Q マイクロマネージメントをしていないか、チェックするにはどうしたらよいですか。(パワハラ対策)
2026/08/24 更新
マイクロマネージメント
(1)「部下の仕事が遅い」「ミスが多いから細かくチェックせざるを得ない」 そうやって上司が過度な指示や報告を求め続けると、部下はモチベーションを失い、自発的な行動をやめてしまいます。これがマイクロマネージメントです。
(2)上司にも部下にも悪意がないのに、お互いに「仕事ができない奴」「正当に評価してくれない上司」と敵視してしまい、最終的には有能な部下を退職に追い込んでしまうことも少なくありません。
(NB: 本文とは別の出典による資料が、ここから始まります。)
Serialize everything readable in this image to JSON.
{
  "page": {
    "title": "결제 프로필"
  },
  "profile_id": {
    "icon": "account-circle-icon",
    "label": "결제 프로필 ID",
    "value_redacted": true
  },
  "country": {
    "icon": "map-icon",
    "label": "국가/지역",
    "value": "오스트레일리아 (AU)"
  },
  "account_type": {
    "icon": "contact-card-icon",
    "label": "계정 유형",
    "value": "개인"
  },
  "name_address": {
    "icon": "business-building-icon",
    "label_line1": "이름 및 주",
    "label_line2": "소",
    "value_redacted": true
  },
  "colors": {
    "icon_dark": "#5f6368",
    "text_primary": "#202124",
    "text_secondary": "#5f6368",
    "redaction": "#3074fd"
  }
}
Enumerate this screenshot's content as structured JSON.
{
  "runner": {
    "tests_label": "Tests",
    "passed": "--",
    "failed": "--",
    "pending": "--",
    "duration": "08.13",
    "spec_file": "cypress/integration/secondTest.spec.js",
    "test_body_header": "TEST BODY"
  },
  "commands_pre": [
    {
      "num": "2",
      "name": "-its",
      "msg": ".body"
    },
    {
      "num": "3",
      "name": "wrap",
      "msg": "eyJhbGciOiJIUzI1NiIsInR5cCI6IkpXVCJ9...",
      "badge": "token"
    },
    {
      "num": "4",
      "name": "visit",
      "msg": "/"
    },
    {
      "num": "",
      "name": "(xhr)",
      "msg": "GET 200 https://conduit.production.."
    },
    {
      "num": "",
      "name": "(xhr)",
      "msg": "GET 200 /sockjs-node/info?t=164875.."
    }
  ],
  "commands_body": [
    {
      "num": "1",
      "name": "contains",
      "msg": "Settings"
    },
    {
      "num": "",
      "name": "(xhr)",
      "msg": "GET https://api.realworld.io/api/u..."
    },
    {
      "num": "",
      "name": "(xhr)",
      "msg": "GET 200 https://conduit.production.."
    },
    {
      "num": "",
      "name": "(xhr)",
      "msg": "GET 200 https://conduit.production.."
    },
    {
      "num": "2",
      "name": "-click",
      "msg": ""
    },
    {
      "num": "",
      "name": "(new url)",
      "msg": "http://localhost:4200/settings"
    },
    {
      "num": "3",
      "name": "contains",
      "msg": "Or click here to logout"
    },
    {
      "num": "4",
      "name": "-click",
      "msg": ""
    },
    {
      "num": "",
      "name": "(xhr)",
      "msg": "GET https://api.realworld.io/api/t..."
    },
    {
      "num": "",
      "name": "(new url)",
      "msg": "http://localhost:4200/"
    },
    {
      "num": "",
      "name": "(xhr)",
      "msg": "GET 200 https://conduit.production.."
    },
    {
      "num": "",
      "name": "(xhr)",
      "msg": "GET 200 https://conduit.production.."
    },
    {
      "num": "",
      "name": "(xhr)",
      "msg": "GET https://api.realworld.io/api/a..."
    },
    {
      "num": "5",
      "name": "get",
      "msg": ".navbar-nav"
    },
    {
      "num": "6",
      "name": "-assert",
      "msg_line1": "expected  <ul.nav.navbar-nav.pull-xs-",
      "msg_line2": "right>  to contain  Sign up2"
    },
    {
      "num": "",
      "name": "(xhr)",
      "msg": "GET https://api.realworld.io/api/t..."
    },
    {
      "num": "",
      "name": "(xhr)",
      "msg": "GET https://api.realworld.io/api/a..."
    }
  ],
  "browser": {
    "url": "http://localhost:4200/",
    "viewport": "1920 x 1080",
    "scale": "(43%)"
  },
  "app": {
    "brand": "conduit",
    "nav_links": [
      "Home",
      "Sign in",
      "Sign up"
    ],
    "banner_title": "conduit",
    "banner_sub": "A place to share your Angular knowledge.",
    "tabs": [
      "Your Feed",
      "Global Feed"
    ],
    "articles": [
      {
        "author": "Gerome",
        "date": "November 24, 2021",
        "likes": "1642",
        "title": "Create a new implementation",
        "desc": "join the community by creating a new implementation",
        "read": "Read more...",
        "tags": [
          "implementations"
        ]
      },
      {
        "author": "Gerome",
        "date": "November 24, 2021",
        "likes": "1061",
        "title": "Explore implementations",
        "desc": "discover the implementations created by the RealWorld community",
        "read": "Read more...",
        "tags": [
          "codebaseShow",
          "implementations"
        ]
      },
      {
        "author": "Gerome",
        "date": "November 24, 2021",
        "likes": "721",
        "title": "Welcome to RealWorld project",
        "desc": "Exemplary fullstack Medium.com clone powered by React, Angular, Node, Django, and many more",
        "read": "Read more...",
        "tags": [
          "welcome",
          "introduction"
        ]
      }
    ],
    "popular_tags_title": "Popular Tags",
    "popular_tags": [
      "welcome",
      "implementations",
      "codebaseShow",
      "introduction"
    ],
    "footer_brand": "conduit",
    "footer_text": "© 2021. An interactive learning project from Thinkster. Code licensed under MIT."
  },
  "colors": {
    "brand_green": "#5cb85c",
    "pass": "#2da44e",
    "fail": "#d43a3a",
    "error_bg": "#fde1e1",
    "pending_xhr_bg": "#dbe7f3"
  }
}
一度落ち入ったこの悪循環は、意識的な対策をとらない限り回復しません。
(3)もし、マイクロマネージメントしてしまっているな、と思ったら以下のステップで立て直しましょう。
「優先順位」と「クオリティ」の認識合わせ
(1)部下の仕事が不十分に思える原因の多くは、業務の「優先順位」や「求めるクオリティ」の認識ズレです。
(2)「なぜそのやり方をしたのか」部下の言い分を一度最後まで聞きましょう。
(3)上司と部下の間でズレている「完成度の定義」を言語化してすり合わせましょう。
「悪循環からの脱却」をチームの共通目標にする
(1)互いに不満を抱えたまま業務を進めても改善しません。 「現状のやり方ではお互いにやりづらさがある」という事実をオープンして花会いましょう。
(2)不満のぶつけ合いではなく「互いにやりやすい関係を作る(悪循環の脱却)」を共通の目的に設定しましょう。
共通目的のもとで「仕事量」を適切に調整する
(1)単にチェックや報告を減らすだけでは、ミスが増えて結局チェックを強める結果になります。
「クオリティ重視」か「スピード重視」かを明確にする。
目的達成に必要な精度を維持できるよう、一時的に部下の業務量を調しましょう。
心理的安全性を高める「率直な意見交換」
(1)お互いが思っていることを隠す「レッテル貼り」を防ぐため、上司から歩み寄ります。
(2)上司から「私の指示で『信用されていない』と感じた部分があれば遠慮なく言ってほしい」と伝えるえましょう。
(3)部下からも「どんな行動にいら立ったか」を教えてもらえる対話の場を作りましょう。
関係修復に「第三者」を介在させる
(1)当事者同士での対話が難しくなっている場合は、無理に1対1で解決しようとしないことが重要です。
(2)人事や信頼できる別の管理職など、中立な立場の人に面談へ立ち会ってもらう 。
(3)上司側も客観的なフィードバックを受け入れ、改善の姿勢を見せましょう。
最後に
マイクロマネジメントに陥る原因は、部下の能力不足ではなく「上司と部下のコミュニケーションの仕組み」にあります。 部下をコントロールしようとするのをやめ、まずは認識のズレを埋める対話から始めてみましょう。